Wyden: Perhaps the leading company in the United States, the leading employer that has focused on prevention, is Safeway. And their CEO, Steve Burd, stood with me the day I proposed my legislation. So there’s no question that employers want to work in a preventive kind of area. Employers may choose to supplement what I am offering in terms of preventive benefits—gym benefits and incentives for employees to be involved in various kinds of preventive efforts. All that will go forward. But the reason employers are excited about my legislation—which is called the Healthy Americans Act for a reason—is because I feel so strongly about health care and not sick care. Employers are saying the Healthy Americans Act really gets it right in terms of prevention.

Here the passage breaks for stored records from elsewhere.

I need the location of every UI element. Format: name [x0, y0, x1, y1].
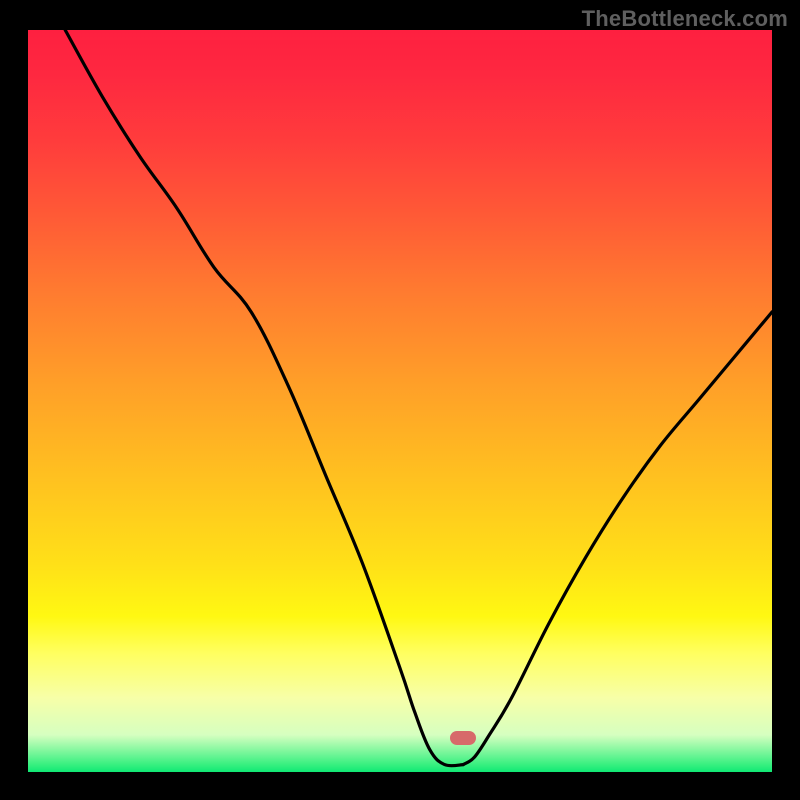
severity-gradient [28, 30, 772, 772]
chart-frame: TheBottleneck.com [0, 0, 800, 800]
plot-area [28, 30, 772, 772]
optimum-marker [450, 731, 476, 745]
watermark-text: TheBottleneck.com [582, 6, 788, 32]
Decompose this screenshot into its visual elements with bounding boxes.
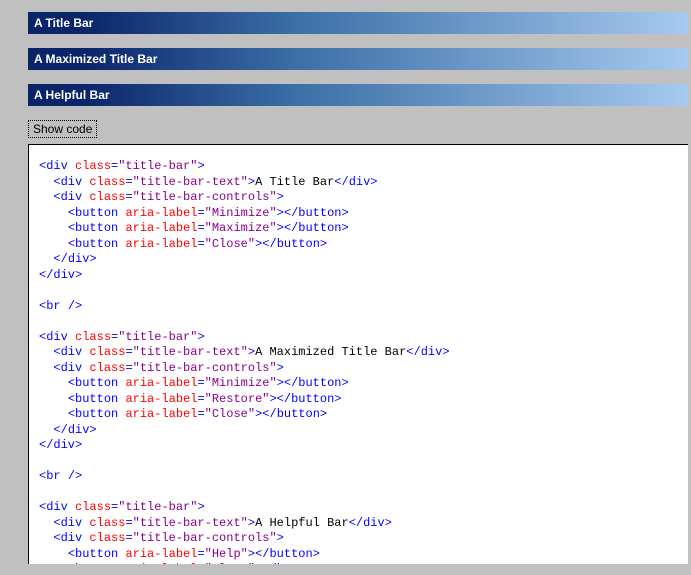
- code-snippet: <div class="title-bar"> <div class="titl…: [39, 159, 678, 564]
- title-bar-1: A Title Bar: [28, 12, 688, 34]
- show-code-button[interactable]: Show code: [28, 120, 97, 138]
- title-bar-2: A Maximized Title Bar: [28, 48, 688, 70]
- title-bar-3: A Helpful Bar: [28, 84, 688, 106]
- title-bar-text: A Title Bar: [34, 16, 93, 30]
- code-panel: <div class="title-bar"> <div class="titl…: [28, 144, 688, 564]
- title-bar-text: A Helpful Bar: [34, 88, 110, 102]
- title-bar-text: A Maximized Title Bar: [34, 52, 157, 66]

WM: How so? Can you be more specific?

Wyden: If an employee signs up for health coverage under the Healthy Americans Act, their plan would have to inform them of various preventive and wellness programs. The worker is not required to do anything, but if a worker took the child to do the preventive and wellness program, then the worker is eligible for a reduction in the worker’s premium. In the legislation, it’s spelled out.

WM: If an employer adds supplemental benefits, do they get a tax break?

Wyden: No. And the question is, if you’re going to go to a market-based system and reward competition, which is what I’m doing, I don’t know why you throw more tax breaks on top of what we’re already doing. Most of the flak we’re getting, in particular on the liberal side, [is] people saying, "You’re doing too much for employers as it is."